Vertical Federated Knowledge Transfer via Representation Distillation
for Healthcare Collaboration Networks
- URL: http://arxiv.org/abs/2302.05675v1
- Date: Sat, 11 Feb 2023 12:15:37 GMT
- Title: Vertical Federated Knowledge Transfer via Representation Distillation
for Healthcare Collaboration Networks
- Authors: Chung-ju Huang and Leye Wang and Xiao Han
- Abstract summary: We propose a unified framework for vertical federated knowledge transfer mechanism (VFedTrans) based on a novel cross-hospital representation distillation component.

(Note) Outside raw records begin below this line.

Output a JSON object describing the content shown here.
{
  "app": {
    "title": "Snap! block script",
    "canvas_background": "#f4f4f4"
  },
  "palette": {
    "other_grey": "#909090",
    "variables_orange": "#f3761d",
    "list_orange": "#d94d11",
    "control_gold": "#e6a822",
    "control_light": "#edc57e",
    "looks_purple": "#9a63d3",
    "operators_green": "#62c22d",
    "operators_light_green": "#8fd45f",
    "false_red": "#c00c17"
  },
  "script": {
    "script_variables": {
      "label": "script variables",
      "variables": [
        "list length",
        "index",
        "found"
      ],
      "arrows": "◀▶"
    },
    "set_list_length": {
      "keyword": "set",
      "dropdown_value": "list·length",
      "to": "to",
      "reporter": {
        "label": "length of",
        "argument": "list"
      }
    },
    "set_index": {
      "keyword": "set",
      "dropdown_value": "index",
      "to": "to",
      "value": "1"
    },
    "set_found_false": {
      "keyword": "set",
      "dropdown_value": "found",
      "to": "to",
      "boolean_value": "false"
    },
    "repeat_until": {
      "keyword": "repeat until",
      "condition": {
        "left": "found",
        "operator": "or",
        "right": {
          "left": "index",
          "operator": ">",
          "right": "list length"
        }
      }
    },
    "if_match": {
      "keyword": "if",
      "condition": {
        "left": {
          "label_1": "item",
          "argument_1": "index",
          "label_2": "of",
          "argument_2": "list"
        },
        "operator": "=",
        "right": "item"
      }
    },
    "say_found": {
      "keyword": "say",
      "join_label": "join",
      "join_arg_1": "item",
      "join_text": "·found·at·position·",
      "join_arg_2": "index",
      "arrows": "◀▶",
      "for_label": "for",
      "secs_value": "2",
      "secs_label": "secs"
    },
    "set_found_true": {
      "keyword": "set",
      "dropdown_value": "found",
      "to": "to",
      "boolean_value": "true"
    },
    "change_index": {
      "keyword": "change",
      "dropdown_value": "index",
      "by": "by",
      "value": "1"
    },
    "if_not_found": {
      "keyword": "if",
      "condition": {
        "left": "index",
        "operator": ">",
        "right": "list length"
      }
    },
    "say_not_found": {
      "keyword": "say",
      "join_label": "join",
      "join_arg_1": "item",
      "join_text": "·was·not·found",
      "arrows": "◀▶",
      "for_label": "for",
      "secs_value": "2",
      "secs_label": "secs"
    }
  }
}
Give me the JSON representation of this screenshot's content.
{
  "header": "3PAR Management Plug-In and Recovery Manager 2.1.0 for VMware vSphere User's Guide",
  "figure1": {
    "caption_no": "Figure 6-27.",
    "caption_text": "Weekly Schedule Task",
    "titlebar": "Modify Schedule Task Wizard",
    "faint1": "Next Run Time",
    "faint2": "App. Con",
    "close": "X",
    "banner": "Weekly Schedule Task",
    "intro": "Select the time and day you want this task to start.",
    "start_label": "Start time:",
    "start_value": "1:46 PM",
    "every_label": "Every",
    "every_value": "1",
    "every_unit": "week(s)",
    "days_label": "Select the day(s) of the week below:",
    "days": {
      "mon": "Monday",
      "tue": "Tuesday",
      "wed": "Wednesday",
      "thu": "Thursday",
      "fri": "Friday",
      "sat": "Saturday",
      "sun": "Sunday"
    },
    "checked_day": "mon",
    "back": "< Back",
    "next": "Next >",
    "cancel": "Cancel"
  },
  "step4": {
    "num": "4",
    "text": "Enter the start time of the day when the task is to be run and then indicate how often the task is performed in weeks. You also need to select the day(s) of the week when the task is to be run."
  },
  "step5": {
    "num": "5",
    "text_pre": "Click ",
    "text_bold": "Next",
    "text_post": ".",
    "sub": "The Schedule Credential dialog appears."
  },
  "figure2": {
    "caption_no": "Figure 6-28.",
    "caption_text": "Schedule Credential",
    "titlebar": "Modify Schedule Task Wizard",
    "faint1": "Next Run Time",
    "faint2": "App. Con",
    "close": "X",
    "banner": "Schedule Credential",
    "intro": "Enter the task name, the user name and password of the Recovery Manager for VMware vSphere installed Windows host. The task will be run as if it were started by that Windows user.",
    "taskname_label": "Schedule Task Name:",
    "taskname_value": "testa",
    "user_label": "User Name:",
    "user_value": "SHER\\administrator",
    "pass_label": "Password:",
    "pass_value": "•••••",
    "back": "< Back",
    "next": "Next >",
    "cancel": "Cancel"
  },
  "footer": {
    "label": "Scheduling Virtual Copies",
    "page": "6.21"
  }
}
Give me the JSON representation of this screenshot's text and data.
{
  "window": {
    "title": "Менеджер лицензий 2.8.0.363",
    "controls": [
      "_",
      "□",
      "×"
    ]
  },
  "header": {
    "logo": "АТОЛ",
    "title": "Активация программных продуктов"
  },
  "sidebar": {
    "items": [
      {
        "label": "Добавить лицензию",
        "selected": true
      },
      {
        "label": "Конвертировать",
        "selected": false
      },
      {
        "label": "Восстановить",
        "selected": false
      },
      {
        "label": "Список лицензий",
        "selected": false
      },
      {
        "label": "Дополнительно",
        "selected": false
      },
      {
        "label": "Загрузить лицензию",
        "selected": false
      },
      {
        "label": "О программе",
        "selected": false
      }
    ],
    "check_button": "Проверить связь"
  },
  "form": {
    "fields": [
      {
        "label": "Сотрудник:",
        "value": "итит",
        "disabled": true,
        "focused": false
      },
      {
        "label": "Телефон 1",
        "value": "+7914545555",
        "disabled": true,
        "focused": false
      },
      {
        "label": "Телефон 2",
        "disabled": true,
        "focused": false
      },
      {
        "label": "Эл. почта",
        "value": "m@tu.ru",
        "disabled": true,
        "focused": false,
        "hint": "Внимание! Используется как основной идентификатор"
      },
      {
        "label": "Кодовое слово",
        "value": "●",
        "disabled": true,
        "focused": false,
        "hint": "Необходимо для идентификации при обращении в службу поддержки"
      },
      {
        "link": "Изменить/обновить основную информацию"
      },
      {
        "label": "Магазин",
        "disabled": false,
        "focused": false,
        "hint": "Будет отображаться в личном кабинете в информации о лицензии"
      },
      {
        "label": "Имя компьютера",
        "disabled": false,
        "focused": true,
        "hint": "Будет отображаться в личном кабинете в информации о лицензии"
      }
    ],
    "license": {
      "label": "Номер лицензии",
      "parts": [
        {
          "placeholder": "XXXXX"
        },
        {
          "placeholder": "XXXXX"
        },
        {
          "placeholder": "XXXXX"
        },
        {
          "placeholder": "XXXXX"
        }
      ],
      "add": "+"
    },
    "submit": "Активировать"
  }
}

For each hospital, we learn a local-representation-distilled module, which can transfer the knowledge from shared samples' federated representations to enrich local samples' representations.
Experiments on real-life medical datasets verify the knowledge transfer effectiveness of our framework.
- Score: 9.121410198690088
- License: http://creativecommons.org/licenses/by-sa/4.0/
- Abstract: Collaboration between healthcare institutions can significantly lessen the
imbalance in medical resources across various geographic areas. However,
directly sharing diagnostic information between institutions is typically not
permitted due to the protection of patients' highly sensitive privacy. As a
novel privacy-preserving machine learning paradigm, federated learning (FL)
makes it possible to maximize the data utility among multiple medical
institutions. These feature-enrichment FL techniques are referred to as
vertical FL (VFL). Traditional VFL can only benefit multi-parties' shared
samples, which strongly restricts its application scope. In order to improve
the information-sharing capability and innovation of various healthcare-related
institutions, and then to establish a next-generation open medical
collaboration network, we propose a unified framework for vertical federated
knowledge transfer mechanism (VFedTrans) based on a novel cross-hospital
representation distillation component. Specifically, our framework includes
three steps. First, shared samples' federated representations are extracted by
collaboratively modeling multi-parties' joint features with current efficient
vertical federated representation learning methods. Second, for each hospital,
we learn a local-representation-distilled module, which can transfer the
knowledge from shared samples' federated representations to enrich local
samples' representations. Finally, each hospital can leverage local samples'
representations enriched by the distillation module to boost arbitrary
downstream machine learning tasks. The experiments on real-life medical
datasets verify the knowledge transfer effectiveness of our framework.